Turns out the small number of Texas windmills did underperform by about a third of expectations. However, the vast majority of the problem was power plants that burn natural gas, because the owners never considered bothering to insulate them. After all, how often does Texas suffer a deep freeze? So it’s a false statement — doubly so, since it not only blames non-existent windmill breakage but also the Green New Deal rather than the natural results of freak weather conditions on an under-regulated model based in pure capitalism.

Anyone making such a statement would need to be profoundly ignorant of the makeup of the Texas power generation structure as well as the general situation, and be willing to go on record making a completely unfounded statement. Bear in mind that every major network including Fox covered the freezing at gas-fired plants; the information was commonly available at the time of Carlson’s broadcast yet deliberately rejected for the sake of ratings.

(4) COVID / Masks – 13 October 2020

“Almost everyone — 85% — who got the coronavirus in July was wearing a mask, and they were infected anyway. So clearly this doesn’t work the way they tell us it works.”

There are two problems with this. Some people will get sidetracked proving how he misrepresented a study (which is true, and which must have been deliberate), but to my mind it’s far more important that he’s either hopelessly confused about what masks are intended to do or he’s intentionally lying about it.

The CDC issued a statement in response, which in part reads: “CDC guidance on masks has clearly stated that wearing a mask is intended to protect other people in case the mask wearer is infected… At no time has CDC guidance suggested that masks were intended to protect the wearers.”

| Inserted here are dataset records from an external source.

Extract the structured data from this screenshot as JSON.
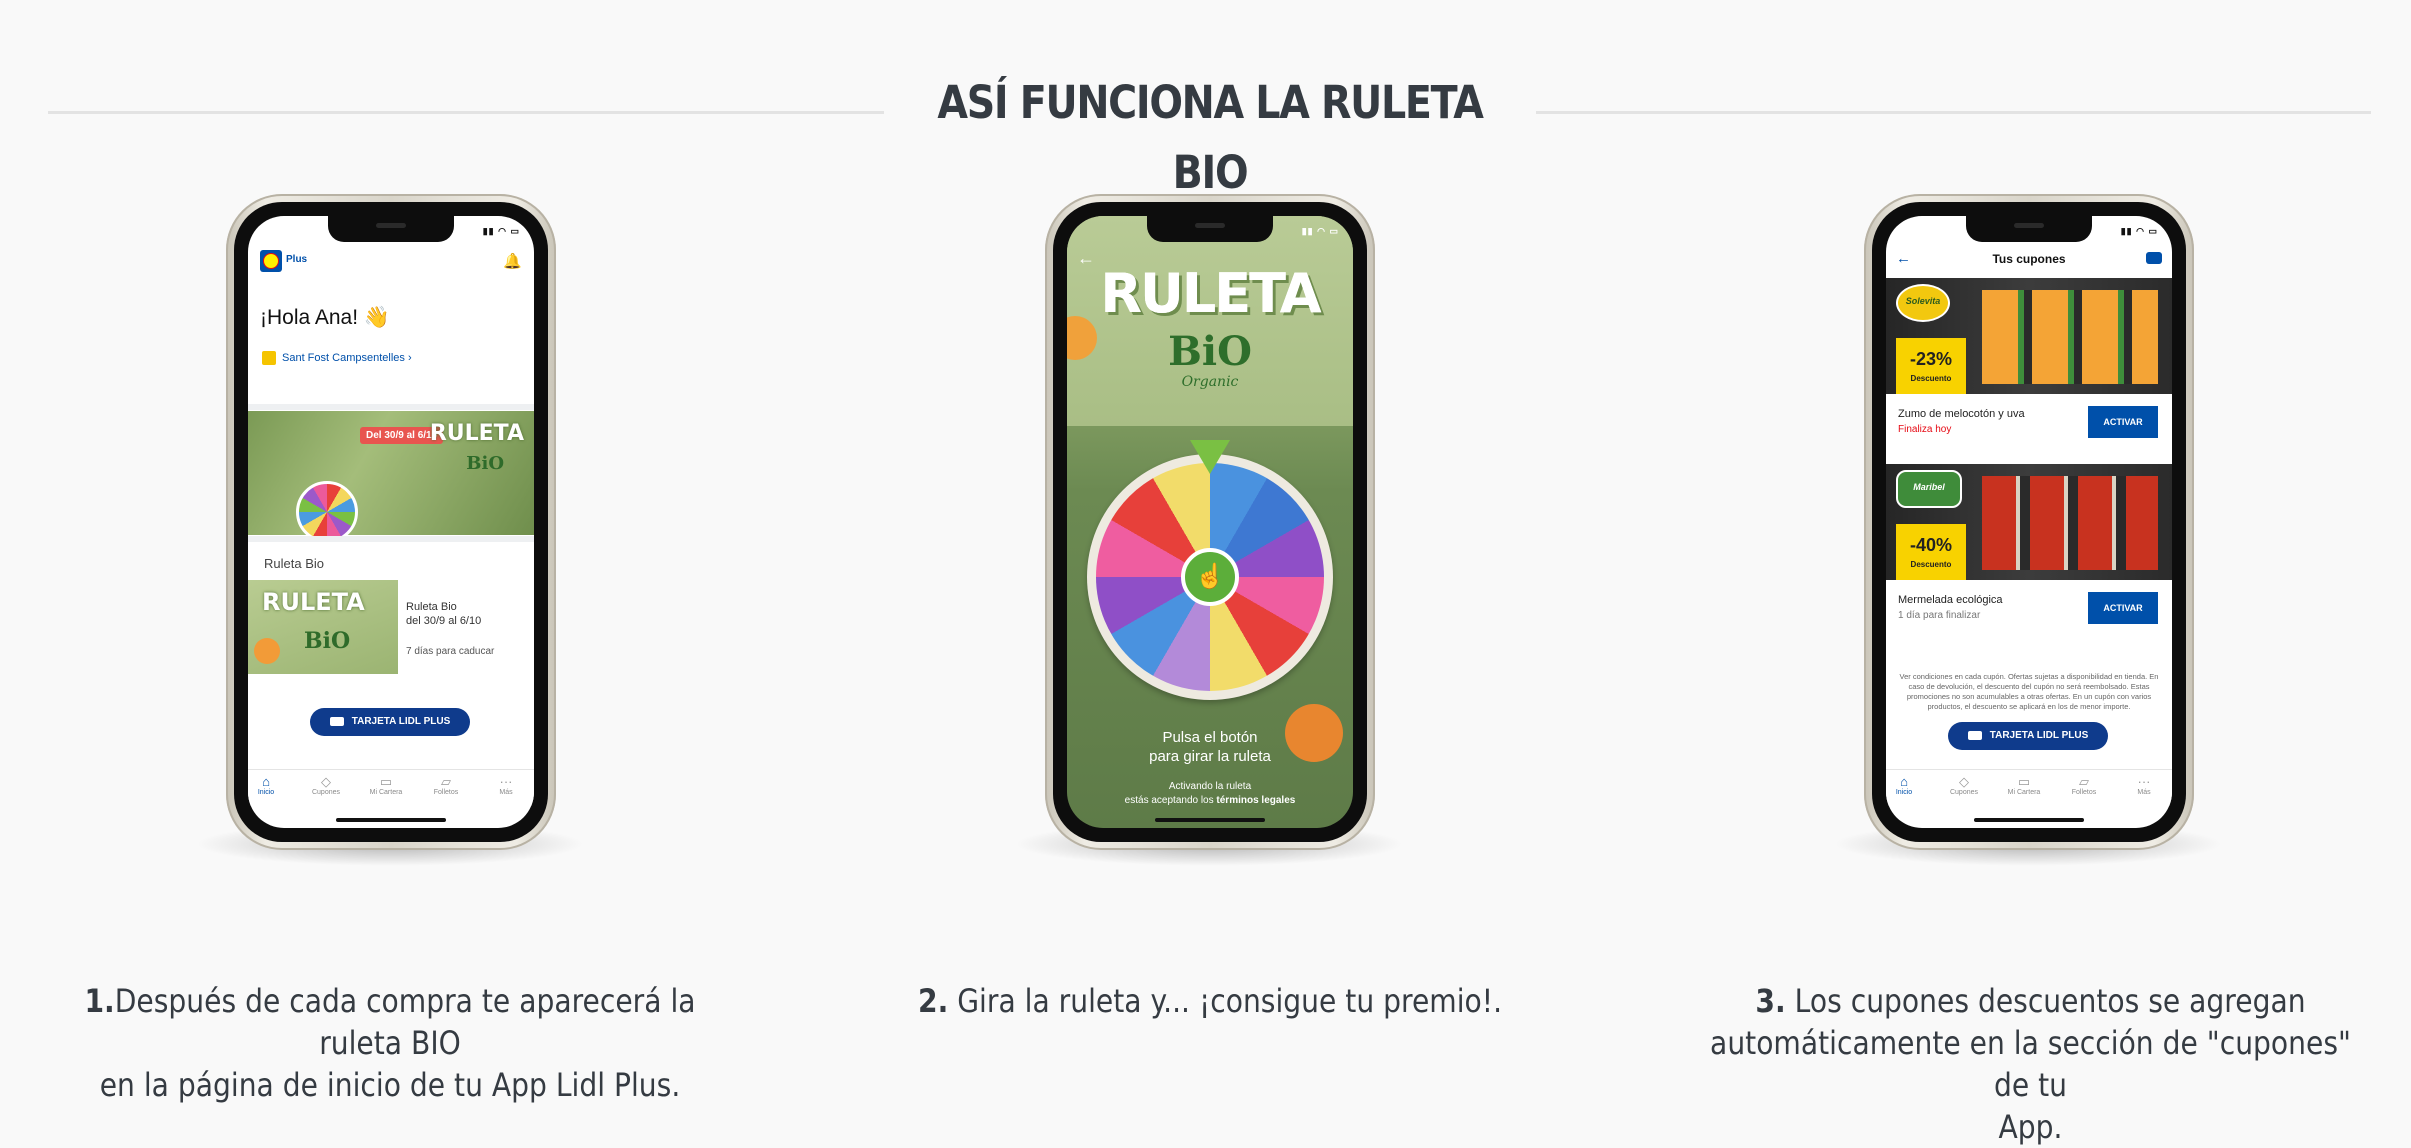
{
  "heading": "ASÍ FUNCIONA LA RULETA BIO",
  "steps": [
    {
      "num": "1.",
      "text_line1": "Después de cada compra te aparecerá la ruleta BIO",
      "text_line2": "en la página de inicio de tu App Lidl Plus."
    },
    {
      "num": "2.",
      "text": " Gira la ruleta y... ¡consigue tu premio!."
    },
    {
      "num": "3.",
      "text_line1": " Los cupones descuentos se agregan",
      "text_line2": "automáticamente en la sección de \"cupones\" de tu",
      "text_line3": "App."
    }
  ],
  "phone1": {
    "app_name": "Plus",
    "greeting": "¡Hola Ana! 👋",
    "store": "Sant Fost Campsentelles",
    "banner_dates": "Del 30/9 al 6/10",
    "banner_ruleta": "RULETA",
    "banner_bio": "BiO",
    "card_section": "Ruleta Bio",
    "card_img_ruleta": "RULETA",
    "card_img_bio": "BiO",
    "card_title": "Ruleta Bio",
    "card_dates": "del 30/9 al 6/10",
    "card_expiry": "7 días para caducar",
    "card_button": "TARJETA LIDL PLUS",
    "tabs": [
      "Inicio",
      "Cupones",
      "Mi Cartera",
      "Folletos",
      "Más"
    ]
  },
  "phone2": {
    "title": "RULETA",
    "bio": "BiO",
    "organic": "Organic",
    "instruction_line1": "Pulsa el botón",
    "instruction_line2": "para girar la ruleta",
    "terms_line1": "Activando la ruleta",
    "terms_line2_prefix": "estás aceptando los ",
    "terms_link": "términos legales"
  },
  "phone3": {
    "screen_title": "Tus cupones",
    "coupons": [
      {
        "brand": "Solevita",
        "discount": "-23%",
        "discount_label": "Descuento",
        "name": "Zumo de melocotón y uva",
        "expiry": "Finaliza hoy",
        "button": "ACTIVAR"
      },
      {
        "brand": "Maribel",
        "discount": "-40%",
        "discount_label": "Descuento",
        "name": "Mermelada ecológica",
        "expiry": "1 día para finalizar",
        "button": "ACTIVAR"
      }
    ],
    "legal": "Ver condiciones en cada cupón. Ofertas sujetas a disponibilidad en tienda. En caso de devolución, el descuento del cupón no será reembolsado. Estas promociones no son acumulables a otras ofertas. En un cupón con varios productos, el descuento se aplicará en los de menor importe.",
    "card_button": "TARJETA LIDL PLUS",
    "tabs": [
      "Inicio",
      "Cupones",
      "Mi Cartera",
      "Folletos",
      "Más"
    ]
  },
  "colors": {
    "lidl_blue": "#0050aa",
    "pill_navy": "#0f3b8c",
    "heading": "#353b42",
    "discount_yellow": "#f8d200",
    "expiry_red": "#e60a14"
  }
}
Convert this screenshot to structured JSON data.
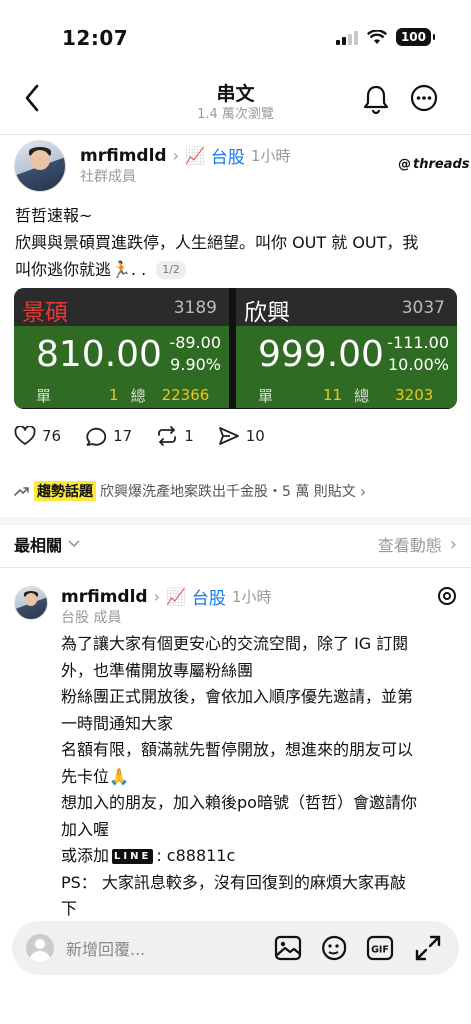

Clearly, masks don’t work the way Carlson tells us they do.

(5) Litter In The Potomac / Immigrants – 15 December 2019

“I hate litter,” he said. For 35 years now, he said, he has fished in the Potomac River, and “it has gotten dirtier and dirtier and dirtier and dirtier. I go down there and that litter is left almost exclusively by immigrants, who I’m sure are good people, but nobody in our country—”

The original piece was printed in The Atlantic, and the quote is from an interview. Turns out, the Potomac is getting cleaner over the years, largely thanks to the efforts of cleanup groups like the Alice Ferguson Foundation, which collects trash. Their data clearly indicates that trash is down even though volunteers are on the increase. And, according to the Interstate Commission, most of the litter is washed in from neighborhoods and storm drains — from places like Montgomery County in Maryland, which is only about 14% immigrant and in which Carlson himself lives.

I can accept that Tucker Carlson detests litter. He is, however, clearly wrong about both the level of cleanliness and exactly how responsible immigrants are for it — and expresses himself, overtly and unapologetically, in a manner that suggests deep-seated prejudice.


Caveat: It’s much easier to find fictions, idiocies, inanities, and outright pants-on-fire lies uttered by any public figure than to list honest or insightful statements. The Internet is full of fact checkers, and very few of them concentrate on self-evident truths. However, the sheer volume of utter and evidently deliberate falsehoods presented by Mr. Carlson in the guise of reporting compared to the relatively few controversial statements later found to be true or even partly true is nonetheless telling.

Conclusion:

Tucker Carlson is a would-be shock-jock entertainer posing as a serious journalist. He frequently, even routinely, expresses opinions as facts, often neglecting evident and even obvious truth in favor of an inflammatory lie. He does this for ratings, which are consistently high.

Given that some of his deliberate falsehoods are on the order of seriously advising people to disregard CDC advice during a pandemic, I would personally consider labeling him deliberately murderous in addition to mendacious. I would not by choice let him hold my wallet, watch my children, drive my car, or mind my drink in a bar while I was in the bathroom. That any network gives this man airtime boggles the imagination.